Manager Bruce Bochy and members of the Giants’ front office met for nearly an hour before Friday’s 13-10 win against the Pittsburgh Pirates to discuss the direction of a club that began the day two games under .500 with just 46 left to play.
“We just talked about some things, which we do three to four times a year,” Bochy said. “We talked about the club and ways we can get better.”
Although Giants players weren’t involved in the meeting, they appeared to feel a sense of urgency at the plate as San Francisco tied a season high with 13 runs and scored 10 in the first four innings.
With their backs up against the wall, the Giants leaned on their backstop to lead the charge against the Pirates.
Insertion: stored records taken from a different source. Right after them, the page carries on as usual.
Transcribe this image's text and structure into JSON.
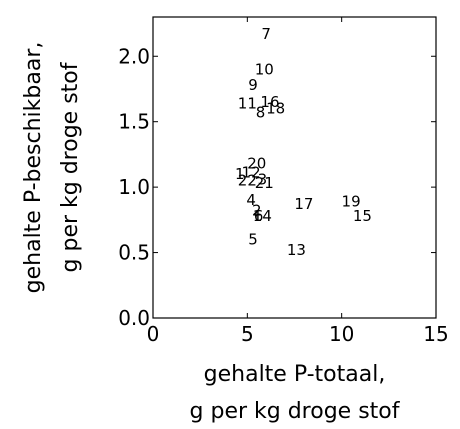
{
  "chart_data": {
    "type": "scatter",
    "xlabel_lines": [
      "gehalte P-totaal,",
      "g per kg droge stof"
    ],
    "ylabel_lines": [
      "gehalte P-beschikbaar,",
      "g per kg droge stof"
    ],
    "xlim": [
      0,
      15
    ],
    "ylim": [
      0.0,
      2.3
    ],
    "x_ticks": [
      0,
      5,
      10,
      15
    ],
    "x_tick_labels": [
      "0",
      "5",
      "10",
      "15"
    ],
    "y_ticks": [
      0.0,
      0.5,
      1.0,
      1.5,
      2.0
    ],
    "y_tick_labels": [
      "0.0",
      "0.5",
      "1.0",
      "1.5",
      "2.0"
    ],
    "grid": false,
    "legend": "none",
    "marker": "number-label",
    "points": [
      {
        "label": "1",
        "x": 4.6,
        "y": 1.1
      },
      {
        "label": "2",
        "x": 5.5,
        "y": 0.82
      },
      {
        "label": "3",
        "x": 5.8,
        "y": 1.06
      },
      {
        "label": "4",
        "x": 5.2,
        "y": 0.9
      },
      {
        "label": "5",
        "x": 5.3,
        "y": 0.6
      },
      {
        "label": "6",
        "x": 5.6,
        "y": 0.78
      },
      {
        "label": "7",
        "x": 6.0,
        "y": 2.17
      },
      {
        "label": "8",
        "x": 5.7,
        "y": 1.57
      },
      {
        "label": "9",
        "x": 5.3,
        "y": 1.78
      },
      {
        "label": "10",
        "x": 5.9,
        "y": 1.9
      },
      {
        "label": "11",
        "x": 5.0,
        "y": 1.64
      },
      {
        "label": "12",
        "x": 5.2,
        "y": 1.11
      },
      {
        "label": "13",
        "x": 7.6,
        "y": 0.52
      },
      {
        "label": "14",
        "x": 5.8,
        "y": 0.78
      },
      {
        "label": "15",
        "x": 11.1,
        "y": 0.78
      },
      {
        "label": "16",
        "x": 6.2,
        "y": 1.65
      },
      {
        "label": "17",
        "x": 8.0,
        "y": 0.87
      },
      {
        "label": "18",
        "x": 6.5,
        "y": 1.6
      },
      {
        "label": "19",
        "x": 10.5,
        "y": 0.89
      },
      {
        "label": "20",
        "x": 5.5,
        "y": 1.18
      },
      {
        "label": "21",
        "x": 5.9,
        "y": 1.03
      },
      {
        "label": "22",
        "x": 5.0,
        "y": 1.05
      }
    ]
  }
}
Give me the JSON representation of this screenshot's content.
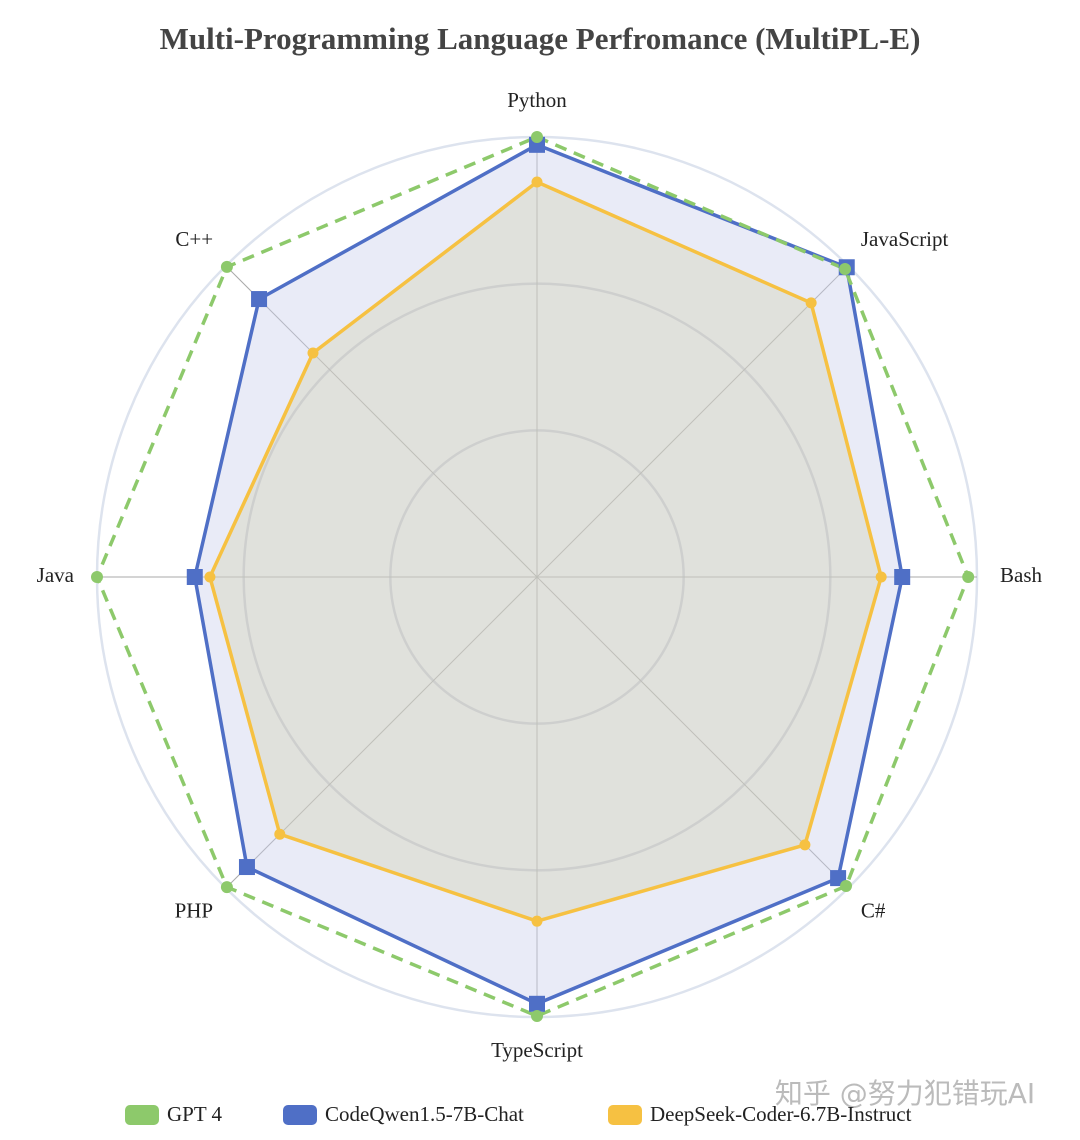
{
  "chart_data": {
    "type": "radar",
    "title": "Multi-Programming Language Perfromance (MultiPL-E)",
    "categories": [
      "Python",
      "JavaScript",
      "Bash",
      "C#",
      "TypeScript",
      "PHP",
      "Java",
      "C++"
    ],
    "rlim": [
      0,
      90
    ],
    "rticks": [
      30,
      60,
      90
    ],
    "series": [
      {
        "name": "GPT 4",
        "color": "#8dc96b",
        "marker": "circle",
        "dashed": true,
        "fill": false,
        "values": [
          90,
          89.1,
          88.2,
          89.4,
          89.8,
          89.7,
          90,
          89.7
        ]
      },
      {
        "name": "CodeQwen1.5-7B-Chat",
        "color": "#4f6fc6",
        "marker": "square",
        "dashed": false,
        "fill": true,
        "values": [
          88.4,
          89.6,
          74.7,
          87.1,
          87.3,
          83.9,
          70,
          80.4
        ]
      },
      {
        "name": "DeepSeek-Coder-6.7B-Instruct",
        "color": "#f6c142",
        "marker": "circle",
        "dashed": false,
        "fill": true,
        "values": [
          80.8,
          79.3,
          70.4,
          77.5,
          70.4,
          74.4,
          66.9,
          64.8
        ]
      }
    ],
    "watermark": "知乎 @努力犯错玩AI"
  }
}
Although every starter had a hit by the fifth inning, catcher Buster Posey was the primary offensive catalyst as he recorded his second four-hit game of the season and extended an early lead with a two-run single in a four-run third inning.
The Giants carried an eight-run edge into the seventh, but the final innings were tense for both sides as Pirates catcher Francisco Cervelli launched a grand slam off reliever Pierce Johnson to cut Pittsburgh’s deficit in half. In the bottom of the inning, former Giants reliever Kyle Crick hit Evan Longoria in the back with a fastball before brushing back Joe Panik with another four-seamer.
Longoria stayed in the game and scored, but exited in the top of the eighth and was replaced by Chase d’Arnaud. The Giants third baseman was visibly upset after taking a pitch to his back and several members of the roster voiced their displeasure with Crick from the dugout.
As Crick’s Pirates hang around in the wild-card race, the player he was traded for attempted to propel the Giants back into it Friday. Right fielder Andrew McCutchen set the tone for the evening with an opposite-field home run to lead off the bottom of the first and drew a bases loaded walk to bring home the first third-inning run.
McCutchen’s name was certainly discussed in the Giants’ Friday meeting, as he’s a trade candidate who is destined to garner interest from contending teams if the Giants elect to place him on waivers. Moving McCutchen would provide the franchise with enough financial relief to steer completely clear of the $197 million luxury tax threshold, but the Giants will hang onto him if they can string together more performances like Friday’s.
Placing veterans like McCutchen and reliever Sam Dyson on waivers will remain an option for the Giants unless they begin to gain significant ground in the division or wild-card races over the next few weeks, but it will be difficult for the team to part with free agent-to-be, starter Derek Holland.
Although Holland could slot in nicely with a team looking to boost its playoff rotation, the Giants’ starting staff is already short-handed and the organization lacks high-end pitching prospects deserving of late-season big-league showcases.
Holland has been one of the Giants’ most consistent players all season and he logged six innings of three-run ball before his ERA took a hit when Johnson allowed two base runners who reached against Holland to score.